Met het vierde lid wordt het aan het college overgelaten om de exacte invulling van de medezeggenschap vorm te geven. Door de gemeenteraad Langedijk is in 2007 al besloten één Cliënten Advies Raad (CAR) in te stellen. Hierbij heeft de raad gekozen de leden van de CAR een afspiegeling te laten zijn de doelgroep Wmo en Jeugdwet en worden geselecteerd uit belangenorganisaties, cliënten uit de doelgroep Wmo en Jeugdweg en mensen met ervaringsdeskundigheid of maatschappelijke betrokkenheid.

Het doel van het instellen van een CAR is dat cliënten en vertegenwoordigers van belangenorganisaties invloed moeten kunnen uitoefenen op het lokaal beleid en dienstverlening op het terrein van de Wmo en Jeugdhulp.

Om hier invulling aan te geven geeft de CAR gevraagd en ongevraagd advies aan het college over alle onderwerpen, die de vorming, de uitvoering, de controle en de evaluatie van het gemeentelijk beleid over de Wmo en Jeugdhulp betreffen ten aanzien van cliënten die onder dit beleid vallen.

Artikel 26 Intrekking oude verordening en overgangsrecht

In het tweede lid is overgangsrecht opgenomen voor lopende voorzieningen op basis van de oude verordening.

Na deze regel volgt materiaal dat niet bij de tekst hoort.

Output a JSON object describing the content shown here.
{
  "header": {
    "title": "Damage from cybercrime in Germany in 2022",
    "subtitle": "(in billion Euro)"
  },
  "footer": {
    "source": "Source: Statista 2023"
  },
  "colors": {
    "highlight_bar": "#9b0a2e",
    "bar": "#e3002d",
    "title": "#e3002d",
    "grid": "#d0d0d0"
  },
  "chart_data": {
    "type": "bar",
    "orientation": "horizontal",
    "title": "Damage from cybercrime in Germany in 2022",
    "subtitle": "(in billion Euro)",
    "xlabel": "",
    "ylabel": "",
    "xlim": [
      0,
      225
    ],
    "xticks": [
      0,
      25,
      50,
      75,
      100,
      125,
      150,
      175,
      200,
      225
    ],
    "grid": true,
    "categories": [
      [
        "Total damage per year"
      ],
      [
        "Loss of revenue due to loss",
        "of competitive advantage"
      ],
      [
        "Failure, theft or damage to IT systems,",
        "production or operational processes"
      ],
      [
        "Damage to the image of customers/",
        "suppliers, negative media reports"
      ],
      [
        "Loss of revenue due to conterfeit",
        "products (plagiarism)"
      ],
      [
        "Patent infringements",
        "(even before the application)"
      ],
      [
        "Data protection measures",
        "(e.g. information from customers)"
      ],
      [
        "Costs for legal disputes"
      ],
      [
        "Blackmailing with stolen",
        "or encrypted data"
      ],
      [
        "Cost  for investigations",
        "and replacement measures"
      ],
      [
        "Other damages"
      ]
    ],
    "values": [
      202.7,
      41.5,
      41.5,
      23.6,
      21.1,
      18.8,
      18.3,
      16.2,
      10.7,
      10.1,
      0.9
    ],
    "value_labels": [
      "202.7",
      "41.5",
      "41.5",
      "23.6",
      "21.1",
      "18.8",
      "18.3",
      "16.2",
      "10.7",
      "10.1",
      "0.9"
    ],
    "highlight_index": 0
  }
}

In het derde lid is bepaald dat aanvragen die voor de inwerkingtreding van deze nieuwe verordening zijn ingediend maar waarop bij de inwerkingtreding nog niet is beslist, worden afgedaan op grond van de oude verordening. In het vierde lid is voor lopende bezwaarschriften bepaald dat deze volgens de oude verordening worden afgedaan.

Artikel 27 Evaluatie

De resultaten van de evaluatie worden ter kennisname aan de Raad en de Cliëntenadviesraad gestuurd.